Ethanol-induced liver injury and changes in sulfur amino acid metabolomics in glutathione peroxidase and catalase double knockout mice

Background/Aims: Oxidative stress via generation of reactive oxygen species is suggested to be the major mechanism of alcohol-induced liver injury. We investigated the effects of glutathione peroxidase-1 and catalase double deficiency (Gpx-1^-/-/Cat^-/-) on liver injury and changes in the sulfur amino acid metabolism induced by binge ethanol administration.

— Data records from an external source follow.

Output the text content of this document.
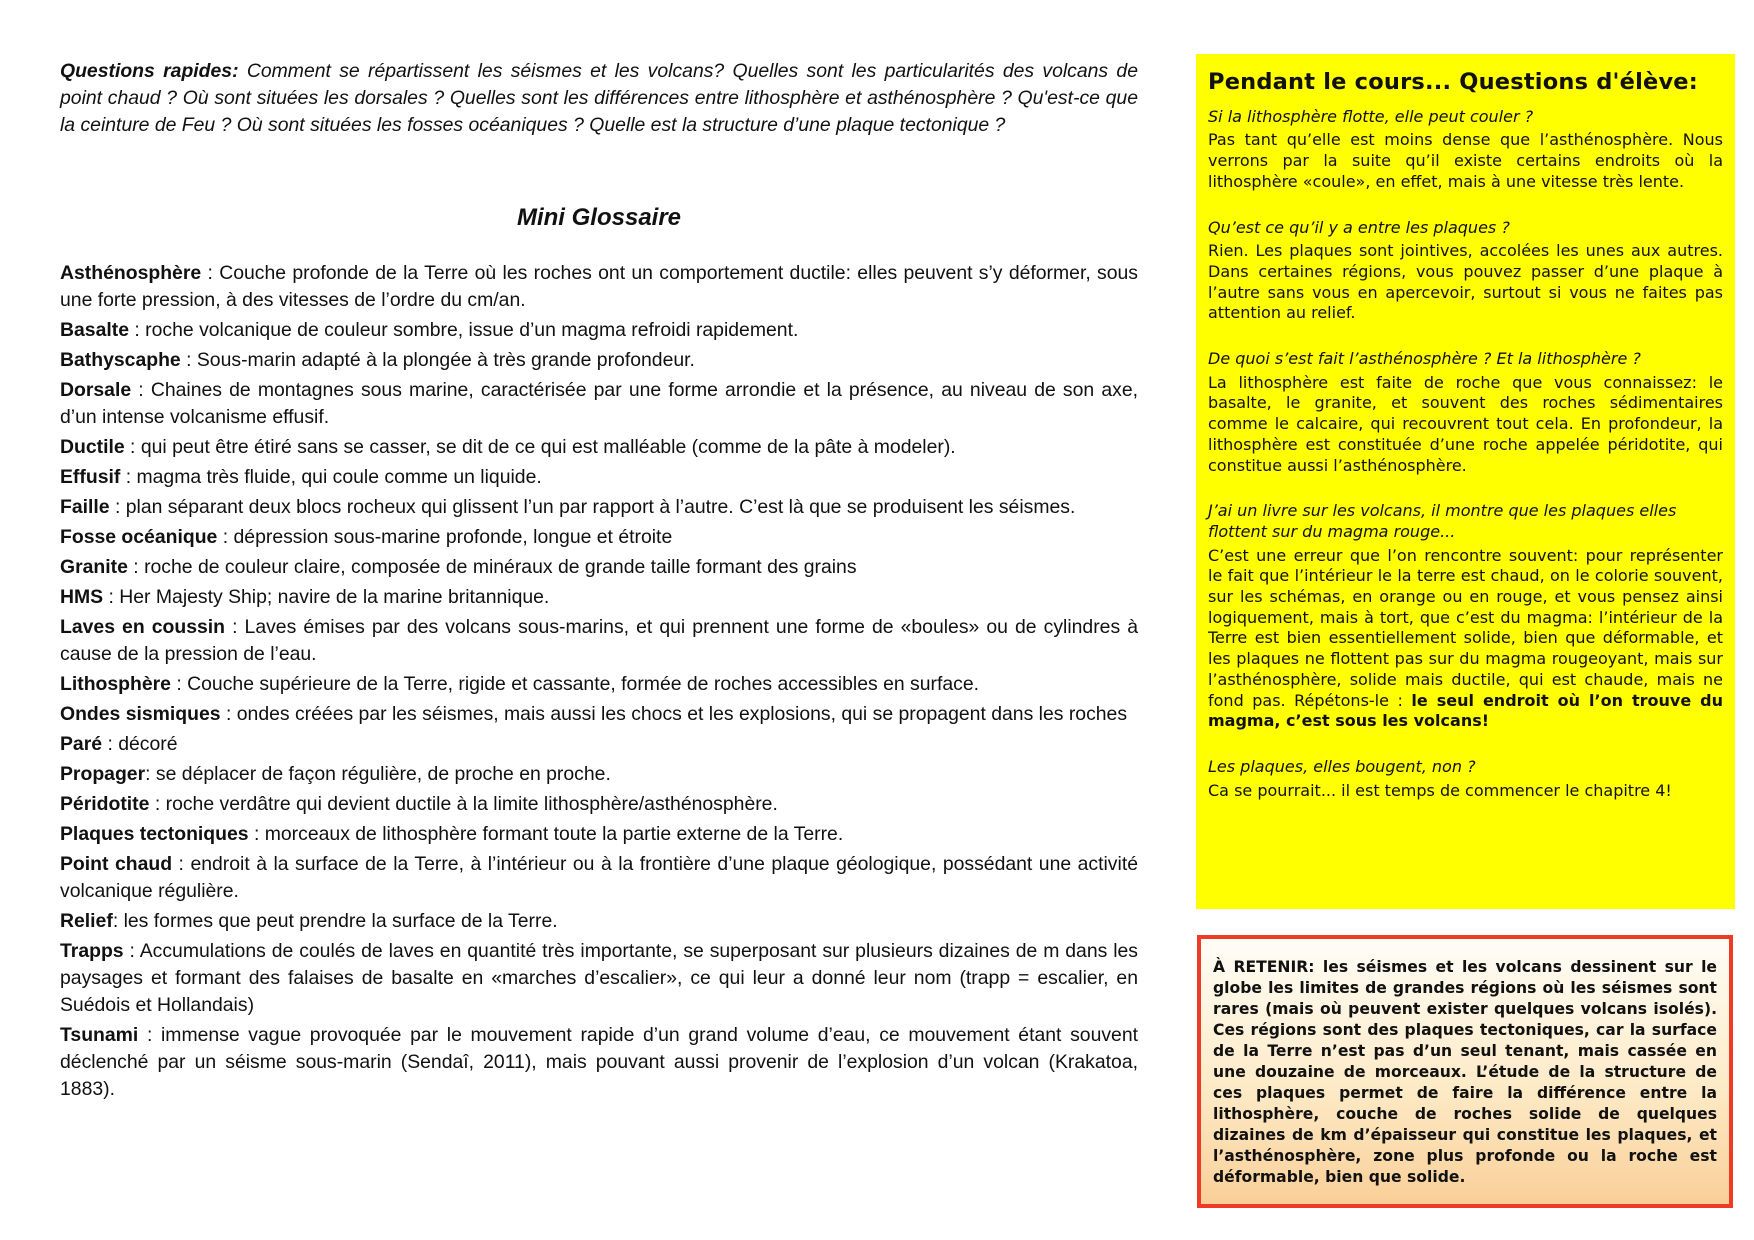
Questions rapides: Comment se répartissent les séismes et les volcans? Quelles sont les particularités des volcans de point chaud ? Où sont situées les dorsales ? Quelles sont les différences entre lithosphère et asthénosphère ? Qu'est-ce que la ceinture de Feu ? Où sont situées les fosses océaniques ? Quelle est la structure d’une plaque tectonique ?

Mini Glossaire

Asthénosphère : Couche profonde de la Terre où les roches ont un comportement ductile: elles peuvent s’y déformer, sous une forte pression, à des vitesses de l’ordre du cm/an.

Basalte : roche volcanique de couleur sombre, issue d’un magma refroidi rapidement.

Bathyscaphe : Sous-marin adapté à la plongée à très grande profondeur.

Dorsale : Chaines de montagnes sous marine, caractérisée par une forme arrondie et la présence, au niveau de son axe, d’un intense volcanisme effusif.

Ductile : qui peut être étiré sans se casser, se dit de ce qui est malléable (comme de la pâte à modeler).

Effusif : magma très fluide, qui coule comme un liquide.

Faille : plan séparant deux blocs rocheux qui glissent l’un par rapport à l’autre. C’est là que se produisent les séismes.

Fosse océanique : dépression sous-marine profonde, longue et étroite

Granite : roche de couleur claire, composée de minéraux de grande taille formant des grains

HMS : Her Majesty Ship; navire de la marine britannique.

Laves en coussin : Laves émises par des volcans sous-marins, et qui prennent une forme de «boules» ou de cylindres à cause de la pression de l’eau.

Lithosphère : Couche supérieure de la Terre, rigide et cassante, formée de roches accessibles en surface.

Ondes sismiques : ondes créées par les séismes, mais aussi les chocs et les explosions, qui se propagent dans les roches

Paré : décoré

Propager: se déplacer de façon régulière, de proche en proche.

Péridotite : roche verdâtre qui devient ductile à la limite lithosphère/asthénosphère.

Plaques tectoniques : morceaux de lithosphère formant toute la partie externe de la Terre.

Point chaud : endroit à la surface de la Terre, à l’intérieur ou à la frontière d’une plaque géologique, possédant une activité volcanique régulière.

Relief: les formes que peut prendre la surface de la Terre.

Trapps : Accumulations de coulés de laves en quantité très importante, se superposant sur plusieurs dizaines de m dans les paysages et formant des falaises de basalte en «marches d’escalier», ce qui leur a donné leur nom (trapp = escalier, en Suédois et Hollandais)

Tsunami : immense vague provoquée par le mouvement rapide d’un grand volume d’eau, ce mouvement étant souvent déclenché par un séisme sous-marin (Sendaî, 2011), mais pouvant aussi provenir de l’explosion d’un volcan (Krakatoa, 1883).

Pendant le cours... Questions d'élève:

Si la lithosphère flotte, elle peut couler ?

Pas tant qu’elle est moins dense que l’asthénosphère. Nous verrons par la suite qu’il existe certains endroits où la lithosphère «coule», en effet, mais à une vitesse très lente.

Qu’est ce qu’il y a entre les plaques ?

Rien. Les plaques sont jointives, accolées les unes aux autres. Dans certaines régions, vous pouvez passer d’une plaque à l’autre sans vous en apercevoir, surtout si vous ne faites pas attention au relief.

De quoi s’est fait l’asthénosphère ? Et la lithosphère ?

La lithosphère est faite de roche que vous connaissez: le basalte, le granite, et souvent des roches sédimentaires comme le calcaire, qui recouvrent tout cela. En profondeur, la lithosphère est constituée d’une roche appelée péridotite, qui constitue aussi l’asthénosphère.

J’ai un livre sur les volcans, il montre que les plaques elles flottent sur du magma rouge...

C’est une erreur que l’on rencontre souvent: pour représenter le fait que l’intérieur le la terre est chaud, on le colorie souvent, sur les schémas, en orange ou en rouge, et vous pensez ainsi logiquement, mais à tort, que c’est du magma: l’intérieur de la Terre est bien essentiellement solide, bien que déformable, et les plaques ne flottent pas sur du magma rougeoyant, mais sur l’asthénosphère, solide mais ductile, qui est chaude, mais ne fond pas. Répétons-le : le seul endroit où l’on trouve du magma, c’est sous les volcans!

Les plaques, elles bougent, non ?

Ca se pourrait... il est temps de commencer le chapitre 4!

À RETENIR: les séismes et les volcans dessinent sur le globe les limites de grandes régions où les séismes sont rares (mais où peuvent exister quelques volcans isolés). Ces régions sont des plaques tectoniques, car la surface de la Terre n’est pas d’un seul tenant, mais cassée en une douzaine de morceaux. L’étude de la structure de ces plaques permet de faire la différence entre la lithosphère, couche de roches solide de quelques dizaines de km d’épaisseur qui constitue les plaques, et l’asthénosphère, zone plus profonde ou la roche est déformable, bien que solide.
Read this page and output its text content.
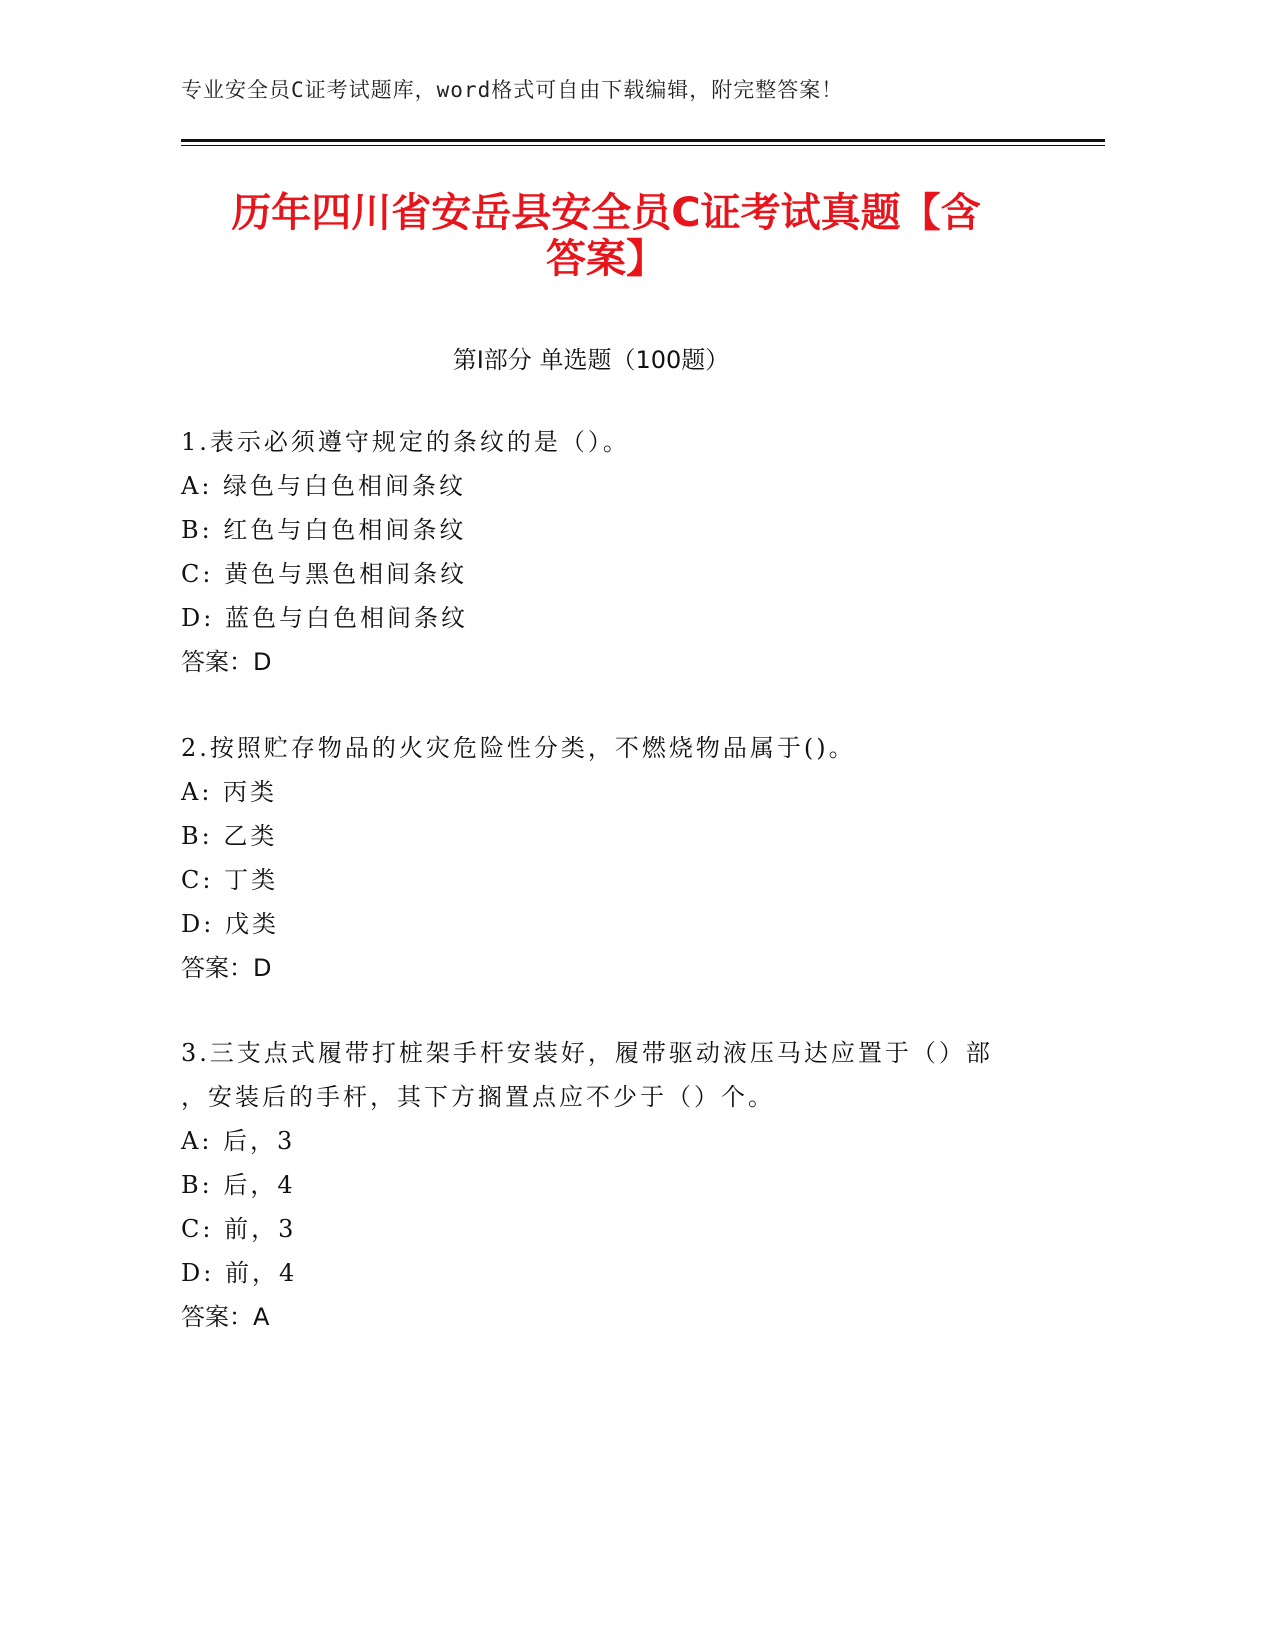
专业安全员C证考试题库，word格式可自由下载编辑，附完整答案！
历年四川省安岳县安全员C证考试真题【含
答案】
第Ⅰ部分 单选题（100题）

1.表示必须遵守规定的条纹的是（）。

A: 绿色与白色相间条纹

B: 红色与白色相间条纹

C: 黄色与黑色相间条纹

D: 蓝色与白色相间条纹

答案：D

2.按照贮存物品的火灾危险性分类，不燃烧物品属于()。

A: 丙类

B: 乙类

C: 丁类

D: 戊类

答案：D

3.三支点式履带打桩架手杆安装好，履带驱动液压马达应置于（）部

，安装后的手杆，其下方搁置点应不少于（）个。

A: 后，3

B: 后，4

C: 前，3

D: 前，4

答案：A
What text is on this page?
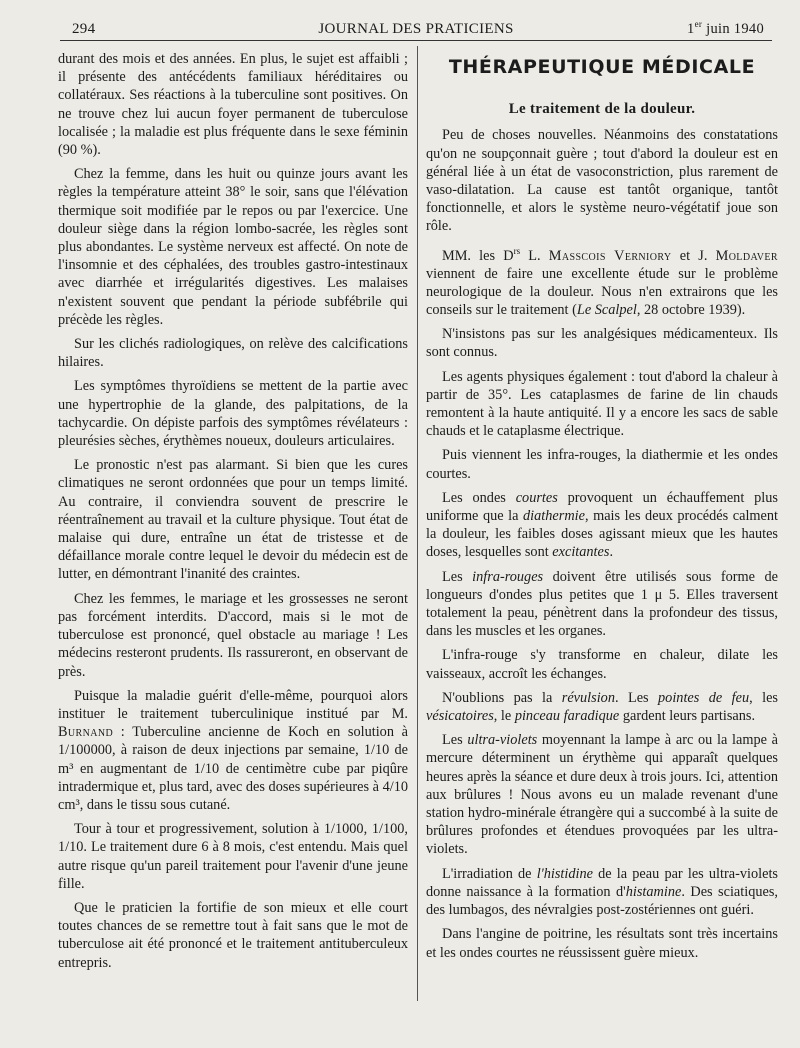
294	JOURNAL DES PRATICIENS	1er juin 1940

durant des mois et des années. En plus, le sujet est affaibli ; il présente des antécédents familiaux héréditaires ou collatéraux. Ses réactions à la tuberculine sont positives. On ne trouve chez lui aucun foyer permanent de tuberculose localisée ; la maladie est plus fréquente dans le sexe féminin (90 %).

Chez la femme, dans les huit ou quinze jours avant les règles la température atteint 38° le soir, sans que l'élévation thermique soit modifiée par le repos ou par l'exercice. Une douleur siège dans la région lombo-sacrée, les règles sont plus abondantes. Le système nerveux est affecté. On note de l'insomnie et des céphalées, des troubles gastro-intestinaux avec diarrhée et irrégularités digestives. Les malaises n'existent souvent que pendant la période subfébrile qui précède les règles.

Sur les clichés radiologiques, on relève des calcifications hilaires.

Les symptômes thyroïdiens se mettent de la partie avec une hypertrophie de la glande, des palpitations, de la tachycardie. On dépiste parfois des symptômes révélateurs : pleurésies sèches, érythèmes noueux, douleurs articulaires.

Le pronostic n'est pas alarmant. Si bien que les cures climatiques ne seront ordonnées que pour un temps limité. Au contraire, il conviendra souvent de prescrire le réentraînement au travail et la culture physique. Tout état de malaise qui dure, entraîne un état de tristesse et de défaillance morale contre lequel le devoir du médecin est de lutter, en démontrant l'inanité des craintes.

Chez les femmes, le mariage et les grossesses ne seront pas forcément interdits. D'accord, mais si le mot de tuberculose est prononcé, quel obstacle au mariage ! Les médecins resteront prudents. Ils rassureront, en observant de près.

Puisque la maladie guérit d'elle-même, pourquoi alors instituer le traitement tuberculinique institué par M. Burnand : Tuberculine ancienne de Koch en solution à 1/100000, à raison de deux injections par semaine, 1/10 de m³ en augmentant de 1/10 de centimètre cube par piqûre intradermique et, plus tard, avec des doses supérieures à 4/10 cm³, dans le tissu sous cutané.

Tour à tour et progressivement, solution à 1/1000, 1/100, 1/10. Le traitement dure 6 à 8 mois, c'est entendu. Mais quel autre risque qu'un pareil traitement pour l'avenir d'une jeune fille.

Que le praticien la fortifie de son mieux et elle court toutes chances de se remettre tout à fait sans que le mot de tuberculose ait été prononcé et le traitement antituberculeux entrepris.

THÉRAPEUTIQUE MÉDICALE
Le traitement de la douleur.

Peu de choses nouvelles. Néanmoins des constatations qu'on ne soupçonnait guère ; tout d'abord la douleur est en général liée à un état de vasoconstriction, plus rarement de vaso-dilatation. La cause est tantôt organique, tantôt fonctionnelle, et alors le système neuro-végétatif joue son rôle.

MM. les $D^{rs}$ L. Masscois Verniory et J. Moldaver viennent de faire une excellente étude sur le problème neurologique de la douleur. Nous n'en extrairons que les conseils sur le traitement (Le Scalpel, 28 octobre 1939).

N'insistons pas sur les analgésiques médicamenteux. Ils sont connus.

Les agents physiques également : tout d'abord la chaleur à partir de 35°. Les cataplasmes de farine de lin chauds remontent à la haute antiquité. Il y a encore les sacs de sable chauds et le cataplasme électrique.

Puis viennent les infra-rouges, la diathermie et les ondes courtes.

Les ondes courtes provoquent un échauffement plus uniforme que la diathermie, mais les deux procédés calment la douleur, les faibles doses agissant mieux que les hautes doses, lesquelles sont excitantes.

Les infra-rouges doivent être utilisés sous forme de longueurs d'ondes plus petites que 1 μ 5. Elles traversent totalement la peau, pénètrent dans la profondeur des tissus, dans les muscles et les organes.

L'infra-rouge s'y transforme en chaleur, dilate les vaisseaux, accroît les échanges.

N'oublions pas la révulsion. Les pointes de feu, les vésicatoires, le pinceau faradique gardent leurs partisans.

Les ultra-violets moyennant la lampe à arc ou la lampe à mercure déterminent un érythème qui apparaît quelques heures après la séance et dure deux à trois jours. Ici, attention aux brûlures ! Nous avons eu un malade revenant d'une station hydro-minérale étrangère qui a succombé à la suite de brûlures profondes et étendues provoquées par les ultra-violets.

L'irradiation de l'histidine de la peau par les ultra-violets donne naissance à la formation d'histamine. Des sciatiques, des lumbagos, des névralgies post-zostériennes ont guéri.

Dans l'angine de poitrine, les résultats sont très incertains et les ondes courtes ne réussissent guère mieux.
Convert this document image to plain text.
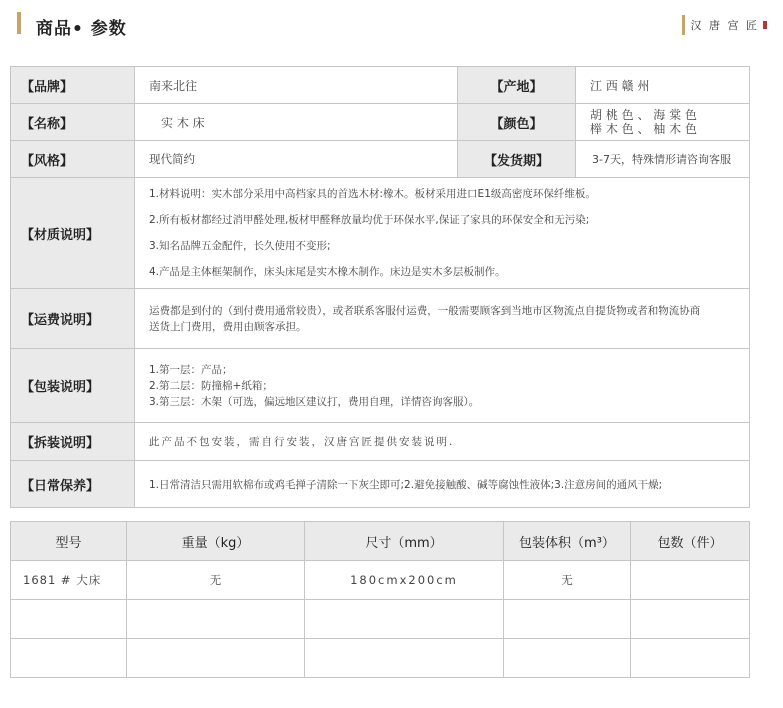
商品• 参数	汉 唐 宫 匠
【品牌】	南来北往	【产地】	江 西 赣 州
【名称】	实 木 床	【颜色】	胡 桃 色 、 海 棠 色
榉 木 色 、 柚 木 色

【风格】	现代简约	【发货期】	3-7天，特殊情形请咨询客服
【材质说明】	1.材料说明：实木部分采用中高档家具的首选木材:橡木。板材采用进口E1级高密度环保纤维板。
2.所有板材都经过消甲醛处理,板材甲醛释放量均优于环保水平,保证了家具的环保安全和无污染;
3.知名品牌五金配件，长久使用不变形;
4.产品是主体框架制作，床头床尾是实木橡木制作。床边是实木多层板制作。		

【运费说明】	运费都是到付的（到付费用通常较贵），或者联系客服付运费，一般需要顾客到当地市区物流点自提货物或者和物流协商
送货上门费用，费用由顾客承担。		

【包装说明】	1.第一层：产品；
2.第二层：防撞棉+纸箱；
3.第三层：木架（可选，偏远地区建议打，费用自理，详情咨询客服）。		

【拆装说明】	此产品不包安装，需自行安装，汉唐宫匠提供安装说明.		
【日常保养】	1.日常清洁只需用软棉布或鸡毛掸子清除一下灰尘即可;2.避免接触酸、碱等腐蚀性液体;3.注意房间的通风干燥;		
型号	重量（kg）	尺寸（mm）	包装体积（m³）	包数（件）
1681 # 大床	无	180cmx200cm	无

Methods: Ethanol (5 g/kg) was administered orally to the wild-type and the Gpx-1^-/-/Cat^-/- mice every 12 h for a total of three doses. Mice were sacrificed 6 h after the final dose. Results: The Gpx-1/Cat deficiency alone increased malondialdehyde levels in liver significantly. Hepatic methionine adenosyltransferase (MAT) activity and S-adenosylmethionine levels were decreased, however, glutathione contents were not changed. Ethanol administration to the Gpx-1^-/-/Cat^-/- mice increased the elevation of serum alanine aminotransferase activity, plasma homocysteine levels, hepatic fat accumulation and lipid peroxidation compared with the wild-type animals challenged with ethanol. Also the reduction of MAT activity and S-adenosylmethionine levels was enhanced, but MATI/III expression was increased significantly. Conclusions: The results indicate that Gpx-1 and Cat have critical roles in the protection of liver against binge ethanol exposure. Augmentation of ethanol-induced oxidative stress may be responsible for the impairment of the transsulfuration reactions and the aggravation of acute liver injury in the Gpx-1^-/-/Cat^-/- mice.